Saddam Hussein aurait-il survécu au Printemps arabe? Le magazine Time en est convaincu, tentant de justifier, dix ans après, le renversement du dictateur sanguinaire irakien. La question rhétorique révèle les difficultés qu’éprouvent les Etats-Unis à tirer des leçons utiles de la guerre d’Irak. Celle-ci a montré qu’une administration américaine pouvait encore, malgré le système des poids et contrepoids, justifier une campagne militaire sur la base de mensonges et obtenir l’adhésion d’une bonne partie du pays. En 2003, celui qui avait le courage d’exprimer une opinion dissidente au Congrès ou même dans les grands médias était un pestiféré.

Le «désastre» irakien, pour reprendre le vocabulaire du Baker Institute de Houston, a un prix moral. La démocratie américaine a laissé des images qui seront difficiles à oublier, celles de détenus torturés dans la prison d’Abou Ghraib. Des dérapages qui sont restés largement impunis. Il a aussi un prix politique. Les Etats-Unis auront plus de peine à «vendre» de nouvelles guerres à leur opinion publique, apeurée par une dette étatique de 16 000 milliards de dollars. La prudence de Barack Obama par rapport à l’Iran et à la Syrie relève de cette prise de conscience de la complexité moyen-orientale, mais aussi de la fatigue qu’éprouve l’Amérique après plus d’une décennie de guerre contre le terrorisme. Le retrait d’Irak opéré à la fin de 2011 répond à un réalisme politique dont Barack Obama se fait le héraut face aux courants néoconservateurs qui subsistent à Washington: l’Amérique a libéré l’Irak. Mais la pacification à terme du pays dépasse l’aptitude de la première puissance mondiale.

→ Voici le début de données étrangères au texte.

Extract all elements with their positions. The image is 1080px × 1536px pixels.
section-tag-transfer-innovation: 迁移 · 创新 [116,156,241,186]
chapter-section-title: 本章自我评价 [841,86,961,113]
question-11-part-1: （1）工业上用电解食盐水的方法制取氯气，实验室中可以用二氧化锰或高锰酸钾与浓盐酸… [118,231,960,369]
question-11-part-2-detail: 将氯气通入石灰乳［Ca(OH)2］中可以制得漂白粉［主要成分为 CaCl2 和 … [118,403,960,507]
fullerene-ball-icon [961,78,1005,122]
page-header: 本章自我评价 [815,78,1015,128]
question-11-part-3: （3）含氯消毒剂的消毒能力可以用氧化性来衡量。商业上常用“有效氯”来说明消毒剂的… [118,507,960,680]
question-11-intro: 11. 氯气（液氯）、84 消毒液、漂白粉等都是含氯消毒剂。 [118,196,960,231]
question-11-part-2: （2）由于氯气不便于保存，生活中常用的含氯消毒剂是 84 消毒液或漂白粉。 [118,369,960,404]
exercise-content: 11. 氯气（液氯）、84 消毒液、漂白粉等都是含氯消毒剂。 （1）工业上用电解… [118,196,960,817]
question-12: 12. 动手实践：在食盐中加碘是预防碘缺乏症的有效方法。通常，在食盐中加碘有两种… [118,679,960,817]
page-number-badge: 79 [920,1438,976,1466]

Un prix géopolitique enfin. Par leur aventurisme irakien, les Américains ont permis à l’Iran, leur ennemi atavique, de renforcer son emprise régionale et de les défier en toute confiance avec son programme nucléaire. Téhéran est persuadé que Washington n’est pas près de s’engager dans une guerre aux conséquences inconnues. L’hyperpuissance américaine est sans doute morte le 20 mars 2003.